Conventie-akkoord steeds minder waarschijnlijk
BVAS: “Budget 2026 laat bittere nasmaak achter bij artsen”
Ziekenhuizen en artsen worden het zwaarst getroffen door het goedgekeurde gezondheidszorgbudget 2026. Dat zegt BVAS in een eerste reactie. Het syndicaat voegt er nog aan toe dat een akkoord over een conventie zo wel heel twijfelachtig wordt.
Filip Ceulemans
De Algemene Raad – waarin artsen wel vertegenwoordigd zijn, maar geen stemrecht hebben – keurde vanochtend de gezondheidszorgbegroting voor 2026 goed. Door de niet-goedkeuring van het ontwerpbudget door het Verzekeringscomité op 6 oktober moest de regering vandaag een voorstel indienen bij de Algemene Raad. De regering baseerde zich daarvoor op de opdrachtbrief van 21 juli, waarin de grote lijnen werden geschetst van de efficiëntiemaatregelen die in de verschillende sectoren moesten worden doorgevoerd.
Buitensporige besparingen
“De 150 miljoen euro aan besparingen die zonder enige rechtvaardiging aan artsen werden opgelegd in de opdrachtbrief werden blindelings gevolgd. Frank Vandenbroucke heeft dus zijn zin gekregen”, haalt BVAS-voorzitter Patrick Emonts uit naar de minister van Sociale Zaken en Volksgezondheid. "Bij dit bedrag moet nog 62 miljoen euro worden opgeteld die de artsen vanaf 1 januari 2026 inleveren en 16 miljoen euro die zal worden ingehouden op de indexeringsmassa van 2026. Het is betreurenswaardig dat de vijf vertegenwoordigers van de regering voor hebben gestemd en dus zonder meer deze buitensporige bezuinigingen op de rug van de artsen accepteren."
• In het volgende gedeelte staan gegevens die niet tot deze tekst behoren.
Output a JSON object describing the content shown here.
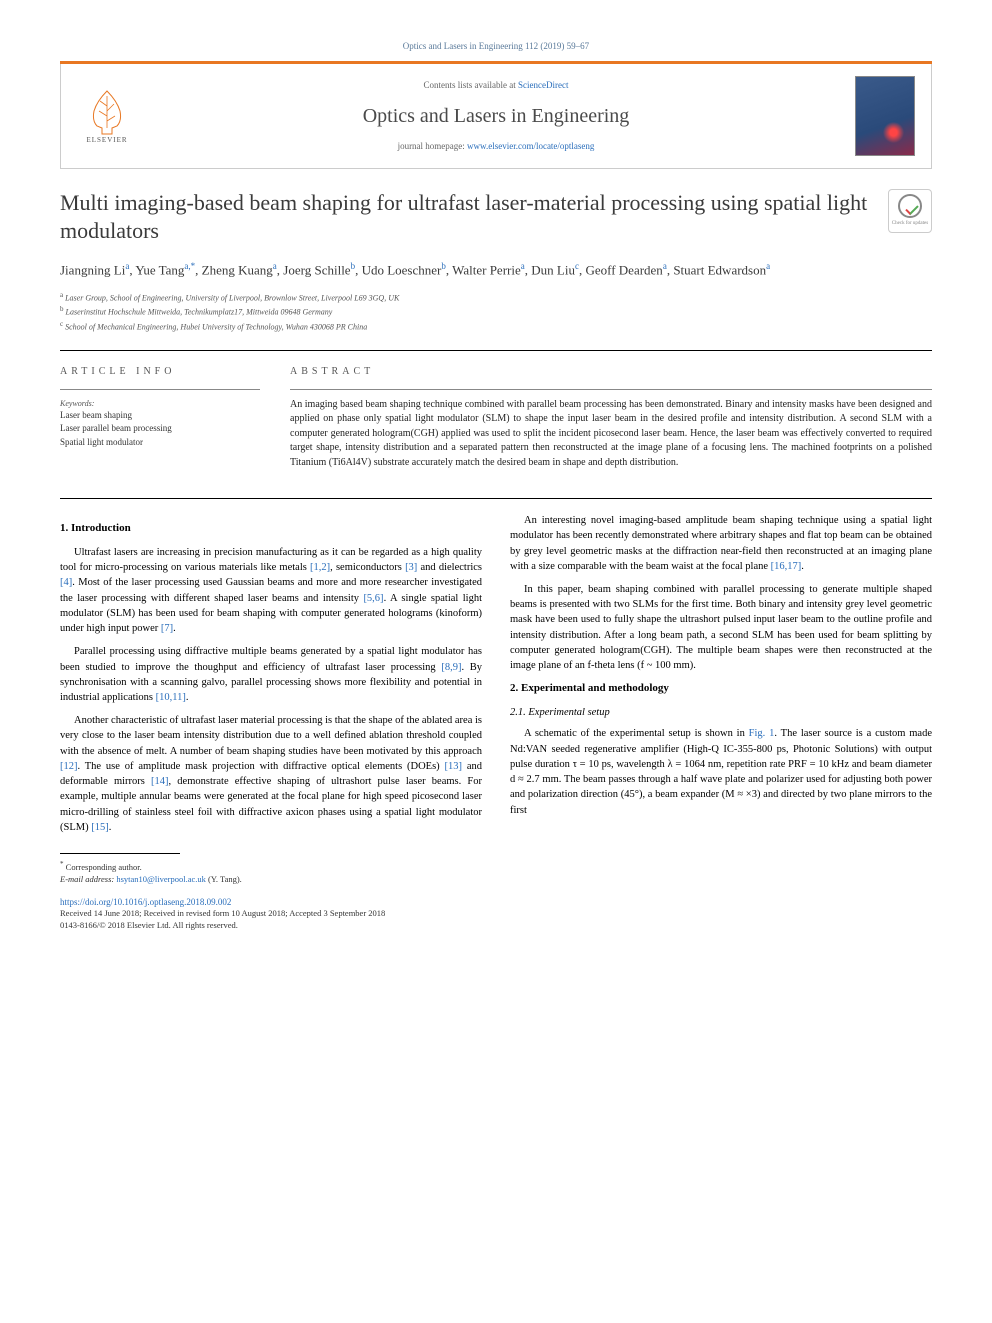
{
  "header": {
    "citation": "Optics and Lasers in Engineering 112 (2019) 59–67",
    "contents_prefix": "Contents lists available at ",
    "contents_link": "ScienceDirect",
    "journal_name": "Optics and Lasers in Engineering",
    "homepage_prefix": "journal homepage: ",
    "homepage_url": "www.elsevier.com/locate/optlaseng",
    "publisher": "ELSEVIER",
    "crossmark_label": "Check for updates"
  },
  "colors": {
    "accent_orange": "#e87722",
    "link_blue": "#2a6ebb",
    "text_gray": "#3a3a3a",
    "border_gray": "#cccccc"
  },
  "article": {
    "title": "Multi imaging-based beam shaping for ultrafast laser-material processing using spatial light modulators",
    "authors_html": "Jiangning Li<sup>a</sup>, Yue Tang<sup>a,*</sup>, Zheng Kuang<sup>a</sup>, Joerg Schille<sup>b</sup>, Udo Loeschner<sup>b</sup>, Walter Perrie<sup>a</sup>, Dun Liu<sup>c</sup>, Geoff Dearden<sup>a</sup>, Stuart Edwardson<sup>a</sup>",
    "affiliations": {
      "a": "Laser Group, School of Engineering, University of Liverpool, Brownlow Street, Liverpool L69 3GQ, UK",
      "b": "Laserinstitut Hochschule Mittweida, Technikumplatz17, Mittweida 09648 Germany",
      "c": "School of Mechanical Engineering, Hubei University of Technology, Wuhan 430068 PR China"
    }
  },
  "info": {
    "heading": "ARTICLE INFO",
    "keywords_label": "Keywords:",
    "keywords": [
      "Laser beam shaping",
      "Laser parallel beam processing",
      "Spatial light modulator"
    ]
  },
  "abstract": {
    "heading": "ABSTRACT",
    "text": "An imaging based beam shaping technique combined with parallel beam processing has been demonstrated. Binary and intensity masks have been designed and applied on phase only spatial light modulator (SLM) to shape the input laser beam in the desired profile and intensity distribution. A second SLM with a computer generated hologram(CGH) applied was used to split the incident picosecond laser beam. Hence, the laser beam was effectively converted to required target shape, intensity distribution and a separated pattern then reconstructed at the image plane of a focusing lens. The machined footprints on a polished Titanium (Ti6Al4V) substrate accurately match the desired beam in shape and depth distribution."
  },
  "sections": {
    "s1_title": "1. Introduction",
    "p1": "Ultrafast lasers are increasing in precision manufacturing as it can be regarded as a high quality tool for micro-processing on various materials like metals [1,2], semiconductors [3] and dielectrics [4]. Most of the laser processing used Gaussian beams and more and more researcher investigated the laser processing with different shaped laser beams and intensity [5,6]. A single spatial light modulator (SLM) has been used for beam shaping with computer generated holograms (kinoform) under high input power [7].",
    "p2": "Parallel processing using diffractive multiple beams generated by a spatial light modulator has been studied to improve the thoughput and efficiency of ultrafast laser processing [8,9]. By synchronisation with a scanning galvo, parallel processing shows more flexibility and potential in industrial applications [10,11].",
    "p3": "Another characteristic of ultrafast laser material processing is that the shape of the ablated area is very close to the laser beam intensity distribution due to a well defined ablation threshold coupled with the absence of melt. A number of beam shaping studies have been motivated by this approach [12]. The use of amplitude mask projection with diffractive optical elements (DOEs) [13] and deformable mirrors [14], demonstrate effective shaping of ultrashort pulse laser beams. For example, multiple annular beams were generated at the focal plane for high speed picosecond laser micro-drilling of stainless steel foil with diffractive axicon phases using a spatial light modulator (SLM) [15].",
    "p4": "An interesting novel imaging-based amplitude beam shaping technique using a spatial light modulator has been recently demonstrated where arbitrary shapes and flat top beam can be obtained by grey level geometric masks at the diffraction near-field then reconstructed at an imaging plane with a size comparable with the beam waist at the focal plane [16,17].",
    "p5": "In this paper, beam shaping combined with parallel processing to generate multiple shaped beams is presented with two SLMs for the first time. Both binary and intensity grey level geometric mask have been used to fully shape the ultrashort pulsed input laser beam to the outline profile and intensity distribution. After a long beam path, a second SLM has been used for beam splitting by computer generated hologram(CGH). The multiple beam shapes were then reconstructed at the image plane of an f-theta lens (f ~ 100 mm).",
    "s2_title": "2. Experimental and methodology",
    "s21_title": "2.1. Experimental setup",
    "p6": "A schematic of the experimental setup is shown in Fig. 1. The laser source is a custom made Nd:VAN seeded regenerative amplifier (High-Q IC-355-800 ps, Photonic Solutions) with output pulse duration τ = 10 ps, wavelength λ = 1064 nm, repetition rate PRF = 10 kHz and beam diameter d ≈ 2.7 mm. The beam passes through a half wave plate and polarizer used for adjusting both power and polarization direction (45°), a beam expander (M ≈ ×3) and directed by two plane mirrors to the first"
  },
  "footer": {
    "corresp_marker": "*",
    "corresp_label": "Corresponding author.",
    "email_label": "E-mail address:",
    "email": "hsytan10@liverpool.ac.uk",
    "email_name": "(Y. Tang).",
    "doi": "https://doi.org/10.1016/j.optlaseng.2018.09.002",
    "received": "Received 14 June 2018; Received in revised form 10 August 2018; Accepted 3 September 2018",
    "copyright": "0143-8166/© 2018 Elsevier Ltd. All rights reserved."
  }
}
BVAS verwerpt niet alle goedgekeurde besparingsmaatregelen. De selectievere criteria voor het opnemen van patiënten die chronisch geneesmiddelen afnemen bij de referentieapotheker, het per stuk verstrekken van antibiotica en de bescherming van patiënten met verhoogde tegemoetkoming tegen de verhoging van het remgeld met 2 euro per geneesmiddelenverpakking draagt de instemming van het syndicaat weg.
Extramurale zorg in gevaar
De besparingen die ten laste van artsen vallen, worden echter volmondig afgekeurd. “Het is eigenlijk vooral de waarde van de sleutelletter die is aangepast”, legt Emonts uit. ”De prijs van een hele reeks activiteiten van artsen wordt verlaagd, terwijl de kosten ervan gelijk blijven of zelfs stijgen. We zijn ver verwijderd van de gezondheidszorgdoelstellingen, appropriate care of evidence-based maatregelen waar het RIZIV en minister Vandenbroucke zo op hameren. In het verlengde van het voornemen van de minister om de ereloonsupplementen voor ambulante zorg af te schaffen, gaat het hier om de geplande teloorgang van de extramurale geneeskunde, aangezien de kosten in het ziekenhuis worden gedekt door de begroting voor financiële middelen, in tegenstelling tot de extramurale zorg."
Emonts is ook verbijsterd over wat hij de aanval op de orthopedische chirurgie noemt. “Die leverde al een grote bijdrage tijdens de besparingen van 62 miljoen euro. Naast de aanzienlijke besparingen op rug- en knieoperaties, is het een van de disciplines die het zwaarst wordt getroffen door de afschaffing van de operatiehulp. Ondanks de nieuwe technologieën blijft operatiehulp echter noodzakelijk en het is niet omdat ze op papier wordt afgeschaft, dat dit ook in de praktijk het geval zal zijn. Het gevolg zal zijn dat de chirurg zelf een instrumentist-verpleegkundige moet betalen."
Akkoord op de helling
Een gevolg van de goedkeuring van het budget zou volgens Emonts wel eens kunnen zijn dat een nieuw conventieakkoord tussen artsen en ziekenfondsen op de helling komt te staan. "We moeten vaststellen dat de door de artsen voorgestelde maatregelen, zoals de verhoging van het remgeld voor raadplegingen bij de huisarts voor niet-VT'ers, zonder meer van tafel zijn geveegd. We kunnen ons ook afvragen waarom teleconsultatie nog steeds niet opnieuw is ingevoerd, terwijl dit, mits goed geregeld, aanzienlijke besparingen kan opleveren. De vandaag goedgekeurde begroting getuigt van een gebrek aan bereidheid tot overleg met de artsen. Willen we tegen het einde van het jaar een medicomutakkoord krijgen, dan is het dringend noodzakelijk om het vertrouwen te herstellen”, besluit de voorzitter van BVAS.